Strings internally are stored as chars, which a unsigned 16 bit integers
representing UTF-16 codepoints.
> There seems to be conflicting information this, the official String
> javadoc says platform's default charset:
> http://download.oracle.com/javase/6/...ml#String(byte[])
> "Constructs a new String by decoding the specified array of bytes
> using the platform's default charset."
For serialization as a byte stream, Strings by default use the platform
default charset.
> On my windows machine the above calls return Windows-1252 or CP-1252
> (they are the same thing: http://en.wikipedia.org/wiki/Windows-1252).
> So does this mean all Java Strings are encoded and stored in memory in
> this Windows-1252 or CP-1252 format?
It can't be, since you can store, say, π in a Java string, which is not
a character in CP-1252. On the other hand, if your default charset is
CP-1252, you can't serialize that character (you'll get ? instead).

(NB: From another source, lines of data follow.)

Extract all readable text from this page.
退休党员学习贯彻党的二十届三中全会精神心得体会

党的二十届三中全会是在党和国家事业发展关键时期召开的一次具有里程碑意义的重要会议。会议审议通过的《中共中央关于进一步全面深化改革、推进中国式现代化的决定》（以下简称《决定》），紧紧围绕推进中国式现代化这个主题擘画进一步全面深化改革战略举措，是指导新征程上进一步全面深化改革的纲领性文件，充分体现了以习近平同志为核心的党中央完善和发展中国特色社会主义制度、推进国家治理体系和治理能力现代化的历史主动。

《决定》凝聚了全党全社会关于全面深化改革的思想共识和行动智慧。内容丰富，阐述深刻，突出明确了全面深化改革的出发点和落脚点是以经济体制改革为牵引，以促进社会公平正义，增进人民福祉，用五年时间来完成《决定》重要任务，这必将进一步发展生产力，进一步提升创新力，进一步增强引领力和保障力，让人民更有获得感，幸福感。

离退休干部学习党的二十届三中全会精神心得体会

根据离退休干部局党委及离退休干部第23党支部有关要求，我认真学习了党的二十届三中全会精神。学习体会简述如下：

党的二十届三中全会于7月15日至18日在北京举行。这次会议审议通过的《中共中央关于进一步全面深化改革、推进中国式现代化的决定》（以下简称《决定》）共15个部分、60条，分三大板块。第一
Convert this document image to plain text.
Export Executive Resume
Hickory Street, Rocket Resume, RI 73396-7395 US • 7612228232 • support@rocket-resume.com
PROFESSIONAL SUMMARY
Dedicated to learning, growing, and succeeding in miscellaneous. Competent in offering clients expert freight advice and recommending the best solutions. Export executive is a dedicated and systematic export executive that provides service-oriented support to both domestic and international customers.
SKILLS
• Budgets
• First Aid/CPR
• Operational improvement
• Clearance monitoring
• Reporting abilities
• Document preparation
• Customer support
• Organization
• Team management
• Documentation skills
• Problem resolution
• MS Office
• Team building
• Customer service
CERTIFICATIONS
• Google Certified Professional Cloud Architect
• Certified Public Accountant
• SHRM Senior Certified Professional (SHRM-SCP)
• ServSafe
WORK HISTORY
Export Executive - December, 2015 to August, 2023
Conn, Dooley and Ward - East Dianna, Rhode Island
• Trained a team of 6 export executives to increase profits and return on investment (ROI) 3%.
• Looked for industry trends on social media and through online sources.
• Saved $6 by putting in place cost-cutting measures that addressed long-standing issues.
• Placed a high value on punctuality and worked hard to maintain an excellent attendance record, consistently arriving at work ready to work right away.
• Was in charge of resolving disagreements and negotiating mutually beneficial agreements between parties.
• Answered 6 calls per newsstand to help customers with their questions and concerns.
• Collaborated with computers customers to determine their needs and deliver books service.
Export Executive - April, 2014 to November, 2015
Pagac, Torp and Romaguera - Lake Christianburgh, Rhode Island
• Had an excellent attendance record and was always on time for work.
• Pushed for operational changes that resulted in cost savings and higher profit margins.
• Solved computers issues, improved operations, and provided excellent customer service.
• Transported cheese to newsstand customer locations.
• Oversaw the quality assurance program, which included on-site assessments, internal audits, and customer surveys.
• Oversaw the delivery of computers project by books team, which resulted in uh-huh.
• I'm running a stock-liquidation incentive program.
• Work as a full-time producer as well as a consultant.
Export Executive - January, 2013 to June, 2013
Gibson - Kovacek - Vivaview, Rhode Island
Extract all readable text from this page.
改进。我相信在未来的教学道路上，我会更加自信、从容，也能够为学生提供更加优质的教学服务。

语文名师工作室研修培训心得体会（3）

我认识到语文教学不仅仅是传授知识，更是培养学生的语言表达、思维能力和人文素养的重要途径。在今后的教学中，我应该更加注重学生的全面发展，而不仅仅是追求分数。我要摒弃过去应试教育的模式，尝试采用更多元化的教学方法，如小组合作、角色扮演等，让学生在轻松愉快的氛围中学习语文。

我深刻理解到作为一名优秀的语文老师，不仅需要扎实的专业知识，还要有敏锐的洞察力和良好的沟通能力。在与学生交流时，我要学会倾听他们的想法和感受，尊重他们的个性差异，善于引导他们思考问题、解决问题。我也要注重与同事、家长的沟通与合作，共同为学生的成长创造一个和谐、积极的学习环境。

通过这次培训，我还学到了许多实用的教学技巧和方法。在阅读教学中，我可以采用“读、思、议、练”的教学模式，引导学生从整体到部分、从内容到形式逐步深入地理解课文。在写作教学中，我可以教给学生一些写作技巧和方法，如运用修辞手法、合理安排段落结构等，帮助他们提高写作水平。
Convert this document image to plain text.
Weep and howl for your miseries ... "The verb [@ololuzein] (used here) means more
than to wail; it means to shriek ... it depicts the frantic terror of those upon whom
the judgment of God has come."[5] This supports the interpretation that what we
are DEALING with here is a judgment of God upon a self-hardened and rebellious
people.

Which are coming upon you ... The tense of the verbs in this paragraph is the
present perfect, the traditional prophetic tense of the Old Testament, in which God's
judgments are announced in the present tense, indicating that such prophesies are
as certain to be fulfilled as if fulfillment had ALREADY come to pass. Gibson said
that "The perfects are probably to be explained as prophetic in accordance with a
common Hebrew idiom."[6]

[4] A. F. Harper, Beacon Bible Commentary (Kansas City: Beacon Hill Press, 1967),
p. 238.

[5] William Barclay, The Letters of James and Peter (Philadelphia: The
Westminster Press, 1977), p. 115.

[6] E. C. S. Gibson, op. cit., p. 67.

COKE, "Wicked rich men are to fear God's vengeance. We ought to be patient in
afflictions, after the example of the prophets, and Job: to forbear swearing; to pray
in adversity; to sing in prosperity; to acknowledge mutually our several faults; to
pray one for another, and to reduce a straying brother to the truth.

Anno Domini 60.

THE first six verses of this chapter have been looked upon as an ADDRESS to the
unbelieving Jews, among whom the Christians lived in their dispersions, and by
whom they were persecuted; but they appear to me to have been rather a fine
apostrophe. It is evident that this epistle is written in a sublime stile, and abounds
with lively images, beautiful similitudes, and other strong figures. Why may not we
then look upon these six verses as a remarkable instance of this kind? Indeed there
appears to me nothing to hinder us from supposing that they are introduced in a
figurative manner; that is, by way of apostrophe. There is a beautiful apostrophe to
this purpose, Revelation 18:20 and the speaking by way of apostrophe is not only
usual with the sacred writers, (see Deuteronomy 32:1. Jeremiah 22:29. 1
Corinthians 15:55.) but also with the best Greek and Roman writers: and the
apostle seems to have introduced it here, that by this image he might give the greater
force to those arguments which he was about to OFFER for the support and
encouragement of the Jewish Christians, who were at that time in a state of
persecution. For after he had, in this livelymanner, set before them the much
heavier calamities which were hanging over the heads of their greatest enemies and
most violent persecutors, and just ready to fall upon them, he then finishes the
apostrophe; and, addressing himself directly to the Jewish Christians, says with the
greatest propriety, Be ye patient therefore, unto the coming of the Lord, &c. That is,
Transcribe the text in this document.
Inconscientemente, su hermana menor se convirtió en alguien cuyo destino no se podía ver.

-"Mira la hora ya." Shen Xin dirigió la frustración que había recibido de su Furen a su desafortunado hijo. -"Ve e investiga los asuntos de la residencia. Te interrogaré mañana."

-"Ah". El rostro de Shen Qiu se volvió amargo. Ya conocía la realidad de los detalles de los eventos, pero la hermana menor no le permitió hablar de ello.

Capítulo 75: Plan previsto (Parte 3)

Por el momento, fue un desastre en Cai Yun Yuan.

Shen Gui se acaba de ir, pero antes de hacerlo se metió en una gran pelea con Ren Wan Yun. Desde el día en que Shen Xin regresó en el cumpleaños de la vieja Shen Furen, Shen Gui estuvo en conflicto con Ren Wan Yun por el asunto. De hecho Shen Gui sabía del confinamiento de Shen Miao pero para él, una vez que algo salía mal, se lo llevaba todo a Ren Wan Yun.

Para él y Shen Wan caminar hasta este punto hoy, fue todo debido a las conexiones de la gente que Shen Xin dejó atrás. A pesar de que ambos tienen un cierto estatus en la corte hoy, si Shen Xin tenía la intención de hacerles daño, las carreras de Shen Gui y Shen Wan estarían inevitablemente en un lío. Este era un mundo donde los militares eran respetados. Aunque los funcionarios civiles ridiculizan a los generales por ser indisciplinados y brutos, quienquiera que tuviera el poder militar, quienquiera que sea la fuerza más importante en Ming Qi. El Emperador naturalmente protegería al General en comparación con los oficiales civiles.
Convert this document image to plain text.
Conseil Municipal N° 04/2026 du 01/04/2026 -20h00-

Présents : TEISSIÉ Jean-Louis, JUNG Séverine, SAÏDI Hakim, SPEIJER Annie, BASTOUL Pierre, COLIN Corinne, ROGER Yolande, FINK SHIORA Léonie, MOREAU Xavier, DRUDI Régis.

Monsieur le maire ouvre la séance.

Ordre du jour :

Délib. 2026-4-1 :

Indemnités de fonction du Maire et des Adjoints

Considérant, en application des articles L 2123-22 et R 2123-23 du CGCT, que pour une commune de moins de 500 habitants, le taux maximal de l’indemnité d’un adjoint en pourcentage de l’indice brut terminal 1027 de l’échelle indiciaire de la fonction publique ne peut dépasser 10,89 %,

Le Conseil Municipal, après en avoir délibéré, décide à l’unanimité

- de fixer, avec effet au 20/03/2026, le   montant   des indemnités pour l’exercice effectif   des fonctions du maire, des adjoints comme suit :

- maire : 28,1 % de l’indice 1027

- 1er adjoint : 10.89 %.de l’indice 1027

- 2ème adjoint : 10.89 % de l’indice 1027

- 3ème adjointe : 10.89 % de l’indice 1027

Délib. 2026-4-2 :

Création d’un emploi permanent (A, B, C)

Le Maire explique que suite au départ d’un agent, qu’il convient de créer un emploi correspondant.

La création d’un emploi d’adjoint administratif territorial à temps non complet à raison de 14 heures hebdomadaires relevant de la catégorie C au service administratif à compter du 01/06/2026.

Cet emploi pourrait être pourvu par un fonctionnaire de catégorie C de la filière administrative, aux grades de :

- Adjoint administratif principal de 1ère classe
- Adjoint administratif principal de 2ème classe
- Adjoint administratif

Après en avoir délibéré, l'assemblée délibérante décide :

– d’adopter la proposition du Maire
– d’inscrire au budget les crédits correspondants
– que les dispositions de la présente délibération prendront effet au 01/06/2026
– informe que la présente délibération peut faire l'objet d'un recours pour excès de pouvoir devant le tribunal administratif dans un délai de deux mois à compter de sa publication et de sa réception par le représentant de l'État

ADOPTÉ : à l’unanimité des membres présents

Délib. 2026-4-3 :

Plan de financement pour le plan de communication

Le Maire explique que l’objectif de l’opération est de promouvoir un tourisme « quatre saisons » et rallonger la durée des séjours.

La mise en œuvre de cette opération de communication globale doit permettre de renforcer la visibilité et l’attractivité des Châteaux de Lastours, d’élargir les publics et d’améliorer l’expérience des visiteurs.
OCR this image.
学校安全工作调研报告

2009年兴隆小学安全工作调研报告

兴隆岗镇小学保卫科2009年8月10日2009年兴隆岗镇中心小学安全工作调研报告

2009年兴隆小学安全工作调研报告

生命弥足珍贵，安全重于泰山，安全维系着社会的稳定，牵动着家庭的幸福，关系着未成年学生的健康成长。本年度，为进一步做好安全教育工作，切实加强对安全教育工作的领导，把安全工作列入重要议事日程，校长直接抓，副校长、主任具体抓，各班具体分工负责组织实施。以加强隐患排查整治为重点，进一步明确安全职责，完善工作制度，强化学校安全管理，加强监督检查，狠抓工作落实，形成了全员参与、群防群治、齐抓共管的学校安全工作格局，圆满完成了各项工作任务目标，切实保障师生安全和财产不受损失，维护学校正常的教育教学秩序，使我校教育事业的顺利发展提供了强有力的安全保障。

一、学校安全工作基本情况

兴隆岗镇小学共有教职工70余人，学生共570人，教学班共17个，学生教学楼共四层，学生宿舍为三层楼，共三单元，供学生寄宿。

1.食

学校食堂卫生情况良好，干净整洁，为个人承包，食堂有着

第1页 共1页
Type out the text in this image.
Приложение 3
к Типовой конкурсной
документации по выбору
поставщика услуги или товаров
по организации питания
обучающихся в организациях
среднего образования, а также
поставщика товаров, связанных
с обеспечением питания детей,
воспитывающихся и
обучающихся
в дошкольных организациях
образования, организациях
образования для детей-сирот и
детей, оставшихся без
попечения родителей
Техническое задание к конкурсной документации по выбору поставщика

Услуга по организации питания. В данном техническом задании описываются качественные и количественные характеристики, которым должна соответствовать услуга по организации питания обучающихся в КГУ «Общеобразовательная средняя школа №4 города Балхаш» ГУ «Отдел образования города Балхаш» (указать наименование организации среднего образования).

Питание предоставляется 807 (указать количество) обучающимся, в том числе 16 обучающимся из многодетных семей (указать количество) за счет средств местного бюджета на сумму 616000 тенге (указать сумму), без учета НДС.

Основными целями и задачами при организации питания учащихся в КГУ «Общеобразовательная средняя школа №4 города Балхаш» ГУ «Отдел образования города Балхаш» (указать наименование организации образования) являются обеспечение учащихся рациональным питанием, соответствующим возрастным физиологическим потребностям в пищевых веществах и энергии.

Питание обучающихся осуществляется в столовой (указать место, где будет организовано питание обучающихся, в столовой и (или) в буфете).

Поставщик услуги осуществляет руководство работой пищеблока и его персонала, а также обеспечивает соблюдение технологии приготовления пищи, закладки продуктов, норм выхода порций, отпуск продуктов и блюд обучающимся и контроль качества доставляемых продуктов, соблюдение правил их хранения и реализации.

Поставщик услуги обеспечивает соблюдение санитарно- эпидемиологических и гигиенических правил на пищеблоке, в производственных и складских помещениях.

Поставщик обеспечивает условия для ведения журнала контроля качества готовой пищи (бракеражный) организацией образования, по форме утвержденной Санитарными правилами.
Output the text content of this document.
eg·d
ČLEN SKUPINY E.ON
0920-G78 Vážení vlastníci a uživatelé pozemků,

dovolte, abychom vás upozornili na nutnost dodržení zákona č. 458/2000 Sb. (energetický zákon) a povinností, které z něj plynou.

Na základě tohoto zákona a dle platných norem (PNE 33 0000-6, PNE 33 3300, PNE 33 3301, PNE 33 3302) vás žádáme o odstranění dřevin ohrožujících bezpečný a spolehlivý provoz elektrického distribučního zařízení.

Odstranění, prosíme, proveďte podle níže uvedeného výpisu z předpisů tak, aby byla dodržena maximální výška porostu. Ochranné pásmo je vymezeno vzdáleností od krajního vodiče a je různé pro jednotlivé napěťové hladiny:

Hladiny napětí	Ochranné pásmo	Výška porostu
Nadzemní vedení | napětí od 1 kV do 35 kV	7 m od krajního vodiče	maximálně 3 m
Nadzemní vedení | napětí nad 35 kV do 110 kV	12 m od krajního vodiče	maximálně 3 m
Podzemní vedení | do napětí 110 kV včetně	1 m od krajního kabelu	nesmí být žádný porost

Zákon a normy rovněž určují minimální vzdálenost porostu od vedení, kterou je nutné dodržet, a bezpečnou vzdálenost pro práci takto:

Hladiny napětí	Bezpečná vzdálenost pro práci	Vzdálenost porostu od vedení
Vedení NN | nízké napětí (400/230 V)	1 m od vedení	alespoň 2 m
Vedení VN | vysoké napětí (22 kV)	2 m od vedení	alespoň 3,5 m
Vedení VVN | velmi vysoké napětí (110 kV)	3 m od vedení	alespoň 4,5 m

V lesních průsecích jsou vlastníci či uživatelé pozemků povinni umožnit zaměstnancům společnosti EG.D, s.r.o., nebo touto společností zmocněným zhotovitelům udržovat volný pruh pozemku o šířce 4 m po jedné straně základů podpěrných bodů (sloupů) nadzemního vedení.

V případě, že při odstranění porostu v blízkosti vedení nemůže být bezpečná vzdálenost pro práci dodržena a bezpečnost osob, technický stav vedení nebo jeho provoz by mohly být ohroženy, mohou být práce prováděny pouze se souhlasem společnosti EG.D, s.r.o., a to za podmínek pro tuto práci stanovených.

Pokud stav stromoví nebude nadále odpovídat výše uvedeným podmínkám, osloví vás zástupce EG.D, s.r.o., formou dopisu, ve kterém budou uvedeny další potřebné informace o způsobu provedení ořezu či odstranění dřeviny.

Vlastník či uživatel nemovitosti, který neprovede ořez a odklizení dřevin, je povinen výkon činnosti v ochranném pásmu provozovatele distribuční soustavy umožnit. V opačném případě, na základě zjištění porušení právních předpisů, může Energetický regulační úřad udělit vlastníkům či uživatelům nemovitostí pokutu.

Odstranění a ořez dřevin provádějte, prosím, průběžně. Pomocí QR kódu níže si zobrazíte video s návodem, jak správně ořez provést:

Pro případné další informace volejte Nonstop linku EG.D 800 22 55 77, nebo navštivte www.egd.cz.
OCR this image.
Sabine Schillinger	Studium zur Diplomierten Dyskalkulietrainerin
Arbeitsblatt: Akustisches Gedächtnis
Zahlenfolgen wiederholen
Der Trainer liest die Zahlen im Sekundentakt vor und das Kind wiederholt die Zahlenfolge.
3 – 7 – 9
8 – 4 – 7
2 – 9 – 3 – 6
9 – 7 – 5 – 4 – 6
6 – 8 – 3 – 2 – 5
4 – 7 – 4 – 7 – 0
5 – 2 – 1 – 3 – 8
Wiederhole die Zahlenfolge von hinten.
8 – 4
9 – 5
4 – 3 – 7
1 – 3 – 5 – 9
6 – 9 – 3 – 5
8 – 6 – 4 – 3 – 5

> Btw, I'm trying to understand this so I know what to expect in a more
> complex i18n Browser-Servlet scenario.
What you have to be concerned about is the translation between byte
arrays (or any input/output that reads/writes bytes, possibly
autoconverting (!) characters) and character arrays (or Strings or other
containers implementing CharSequence).
--
Beware of bugs in the above code; I have only proved it correct, not
tried it. -- Donald E. Knuth